Er betonte, dass Kritik an der israelischen Kriegsführung nicht antisemitisch sei, wenn sie nicht in entsprechende Denkmuster verfalle. „Natürlich ist es völlig unstrittig, dass man die Politik von Premier Netanjahu kritisieren kann – so wie man nicht alle Entscheidungen des deutschen Bundeskanzlers oder der Kanzlerin gut finden muss. Genau das ist Demokratie.“
Der Zentralratspräsident weiter: „Ich empfehle die sogenannte Drei-D-Theorie“, sagte Schuster. „Demnach hat die legitime Kritik an Israel ihre Grenzen, wo Israel dämonisiert wird, wo an Israel Doppelstandards angelegt werden, die man an andere Länder nicht anlegt – und wo Israel delegitimiert, also dem Staat das Existenzrecht abgesprochen wird.“
Schuster beklagte, dass sich die Öffentlichkeit ein Stück weit an diese gefährliche Entwicklung gewöhnt habe. „Ich erinnere mich, Anfang 2015, kurz nachdem ich das Amt übernommen hatte, habe ich in einem Radiointerview gesagt, dass das Tragen einer Kippa in einigen Stadtvierteln von Berlin absolut nicht ratsam ist“, sagte er. Dies habe damals einen Aufschrei in den Medien gegeben. „Heute sorgt so eine Äußerung nicht mehr für Schlagzeilen.“
Schuster warnt vor AfD und Wagenknecht
Schuster warnte zudem vor der Gefahr, die extreme Parteien für das jüdische Leben in Deutschland darstellten. „Ich könnte mir vorstellen, bei einer erheblichen Regierungsbeteiligung extremer Parteien könnte für Juden ein Leben in Deutschland unmöglich werden“, sagte der Zentralratsvorsitzende.

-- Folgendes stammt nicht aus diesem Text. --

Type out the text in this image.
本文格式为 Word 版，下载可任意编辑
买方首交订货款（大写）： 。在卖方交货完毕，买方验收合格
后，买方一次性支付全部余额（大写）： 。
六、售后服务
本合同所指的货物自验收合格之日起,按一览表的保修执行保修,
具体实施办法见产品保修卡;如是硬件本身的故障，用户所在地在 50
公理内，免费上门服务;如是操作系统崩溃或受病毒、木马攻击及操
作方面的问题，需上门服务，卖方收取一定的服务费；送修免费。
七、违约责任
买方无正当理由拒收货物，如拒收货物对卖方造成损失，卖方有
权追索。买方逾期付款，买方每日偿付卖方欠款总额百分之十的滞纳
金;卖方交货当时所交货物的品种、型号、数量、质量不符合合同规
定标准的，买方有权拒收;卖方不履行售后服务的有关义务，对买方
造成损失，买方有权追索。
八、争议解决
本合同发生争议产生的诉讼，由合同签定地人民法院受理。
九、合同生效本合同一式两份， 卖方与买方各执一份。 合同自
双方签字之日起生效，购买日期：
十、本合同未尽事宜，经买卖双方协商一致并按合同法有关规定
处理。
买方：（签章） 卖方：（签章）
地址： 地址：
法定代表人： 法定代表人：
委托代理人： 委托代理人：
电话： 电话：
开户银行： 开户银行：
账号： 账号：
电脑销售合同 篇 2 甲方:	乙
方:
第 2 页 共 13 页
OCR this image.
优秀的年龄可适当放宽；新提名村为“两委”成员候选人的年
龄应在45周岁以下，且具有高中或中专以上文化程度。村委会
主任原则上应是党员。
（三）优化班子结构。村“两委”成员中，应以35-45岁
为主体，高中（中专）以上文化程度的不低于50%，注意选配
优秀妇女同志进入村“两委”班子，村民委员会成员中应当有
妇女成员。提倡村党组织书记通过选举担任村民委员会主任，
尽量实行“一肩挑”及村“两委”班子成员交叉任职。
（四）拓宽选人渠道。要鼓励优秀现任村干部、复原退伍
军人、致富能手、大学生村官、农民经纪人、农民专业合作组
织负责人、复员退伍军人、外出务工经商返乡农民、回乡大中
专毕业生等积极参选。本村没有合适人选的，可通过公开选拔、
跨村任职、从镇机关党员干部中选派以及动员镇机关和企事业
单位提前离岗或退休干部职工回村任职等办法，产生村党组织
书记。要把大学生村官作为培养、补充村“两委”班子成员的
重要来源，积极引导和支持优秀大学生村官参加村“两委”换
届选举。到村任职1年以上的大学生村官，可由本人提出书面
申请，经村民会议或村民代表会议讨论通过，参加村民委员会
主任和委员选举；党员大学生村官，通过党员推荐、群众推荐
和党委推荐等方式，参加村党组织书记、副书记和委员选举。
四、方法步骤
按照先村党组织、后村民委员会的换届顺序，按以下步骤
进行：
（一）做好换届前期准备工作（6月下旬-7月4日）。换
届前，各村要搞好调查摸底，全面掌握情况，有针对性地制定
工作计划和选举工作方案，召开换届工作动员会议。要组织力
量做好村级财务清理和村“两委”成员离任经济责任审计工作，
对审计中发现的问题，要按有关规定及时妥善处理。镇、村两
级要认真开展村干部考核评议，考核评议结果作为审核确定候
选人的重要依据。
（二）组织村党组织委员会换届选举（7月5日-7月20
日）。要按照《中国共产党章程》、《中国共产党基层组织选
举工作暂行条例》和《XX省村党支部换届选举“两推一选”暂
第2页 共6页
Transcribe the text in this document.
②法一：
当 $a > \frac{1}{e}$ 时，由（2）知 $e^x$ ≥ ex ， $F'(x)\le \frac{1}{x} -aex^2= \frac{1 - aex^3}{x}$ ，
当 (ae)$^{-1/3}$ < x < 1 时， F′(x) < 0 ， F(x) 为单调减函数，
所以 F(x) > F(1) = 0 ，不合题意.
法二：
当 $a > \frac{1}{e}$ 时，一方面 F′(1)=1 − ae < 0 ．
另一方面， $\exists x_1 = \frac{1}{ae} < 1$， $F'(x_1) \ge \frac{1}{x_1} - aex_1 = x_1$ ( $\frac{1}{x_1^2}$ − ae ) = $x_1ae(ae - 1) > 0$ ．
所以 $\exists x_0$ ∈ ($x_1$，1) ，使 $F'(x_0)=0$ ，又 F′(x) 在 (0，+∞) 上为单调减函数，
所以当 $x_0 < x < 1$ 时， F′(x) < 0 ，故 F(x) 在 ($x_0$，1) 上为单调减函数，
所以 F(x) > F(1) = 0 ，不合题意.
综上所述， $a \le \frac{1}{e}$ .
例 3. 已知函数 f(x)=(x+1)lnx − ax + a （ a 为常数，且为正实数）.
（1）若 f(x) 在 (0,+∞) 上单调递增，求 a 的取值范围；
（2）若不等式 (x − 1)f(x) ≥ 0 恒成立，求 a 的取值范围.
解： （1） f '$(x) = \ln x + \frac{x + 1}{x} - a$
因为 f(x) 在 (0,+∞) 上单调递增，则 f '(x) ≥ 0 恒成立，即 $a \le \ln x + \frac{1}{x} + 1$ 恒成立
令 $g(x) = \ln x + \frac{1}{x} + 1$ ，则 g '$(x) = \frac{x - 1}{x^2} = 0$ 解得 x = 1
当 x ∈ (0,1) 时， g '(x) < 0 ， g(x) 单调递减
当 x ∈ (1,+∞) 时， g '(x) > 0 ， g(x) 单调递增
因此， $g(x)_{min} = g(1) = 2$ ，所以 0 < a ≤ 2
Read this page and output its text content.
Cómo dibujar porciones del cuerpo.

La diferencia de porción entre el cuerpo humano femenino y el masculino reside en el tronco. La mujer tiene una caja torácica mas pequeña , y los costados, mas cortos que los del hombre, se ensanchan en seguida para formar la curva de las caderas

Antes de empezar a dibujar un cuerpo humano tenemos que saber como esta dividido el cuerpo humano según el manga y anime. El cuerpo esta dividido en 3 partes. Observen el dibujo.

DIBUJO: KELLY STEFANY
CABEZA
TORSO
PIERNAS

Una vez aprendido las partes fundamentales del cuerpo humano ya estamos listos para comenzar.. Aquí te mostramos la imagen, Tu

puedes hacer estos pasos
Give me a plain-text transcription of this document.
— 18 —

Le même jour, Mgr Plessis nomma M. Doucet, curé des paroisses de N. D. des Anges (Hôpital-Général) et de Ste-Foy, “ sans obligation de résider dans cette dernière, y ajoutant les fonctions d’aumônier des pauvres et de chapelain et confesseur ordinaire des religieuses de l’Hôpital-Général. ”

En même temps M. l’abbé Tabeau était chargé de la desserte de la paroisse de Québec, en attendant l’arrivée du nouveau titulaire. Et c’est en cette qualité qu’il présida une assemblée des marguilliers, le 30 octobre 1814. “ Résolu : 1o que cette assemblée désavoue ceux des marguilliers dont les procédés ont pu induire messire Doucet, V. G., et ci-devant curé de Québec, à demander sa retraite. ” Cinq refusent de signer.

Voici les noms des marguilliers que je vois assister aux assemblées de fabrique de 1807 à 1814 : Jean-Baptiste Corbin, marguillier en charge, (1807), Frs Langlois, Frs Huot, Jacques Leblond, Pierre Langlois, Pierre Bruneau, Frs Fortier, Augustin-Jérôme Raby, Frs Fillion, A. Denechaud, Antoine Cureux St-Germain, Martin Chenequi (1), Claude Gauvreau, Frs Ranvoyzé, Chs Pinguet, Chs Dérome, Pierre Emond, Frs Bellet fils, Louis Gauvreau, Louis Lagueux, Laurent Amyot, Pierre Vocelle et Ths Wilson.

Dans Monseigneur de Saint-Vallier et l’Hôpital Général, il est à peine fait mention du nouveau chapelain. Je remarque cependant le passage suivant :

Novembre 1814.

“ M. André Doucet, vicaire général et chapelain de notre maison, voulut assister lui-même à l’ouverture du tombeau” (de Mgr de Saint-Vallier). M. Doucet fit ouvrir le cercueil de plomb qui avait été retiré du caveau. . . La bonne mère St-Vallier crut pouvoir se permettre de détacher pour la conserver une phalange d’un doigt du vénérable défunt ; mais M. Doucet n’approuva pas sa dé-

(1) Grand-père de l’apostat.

In Bezug auf die AfD sagte er, diese habe zwar die Bundestagsresolution gegen Antisemitismus mitgetragen, die alle wesentlichen Punkte zum Schutz jüdischen Lebens enthalte, aber wohl nur, weil „der migrationsbedingte Antisemitismus benannt wird. Gut wäre es gewesen, wenn in der Resolution genauso der linksextreme und rechtsextreme Antisemitismus benannt worden wäre – dann hätte die AfD wohl Schwierigkeiten gehabt“, fügte Schuster hinzu.
Bemerkenswert sei die Ablehnung der Resolution durch das BSW. „Dieses Nein macht deutlich, wie dieses Bündnis tickt“, sagte Schuster. Dazu, dass er Parteichefin Sarah Wagenknecht Israelhass vorgeworfen habe, stehe er. (lem)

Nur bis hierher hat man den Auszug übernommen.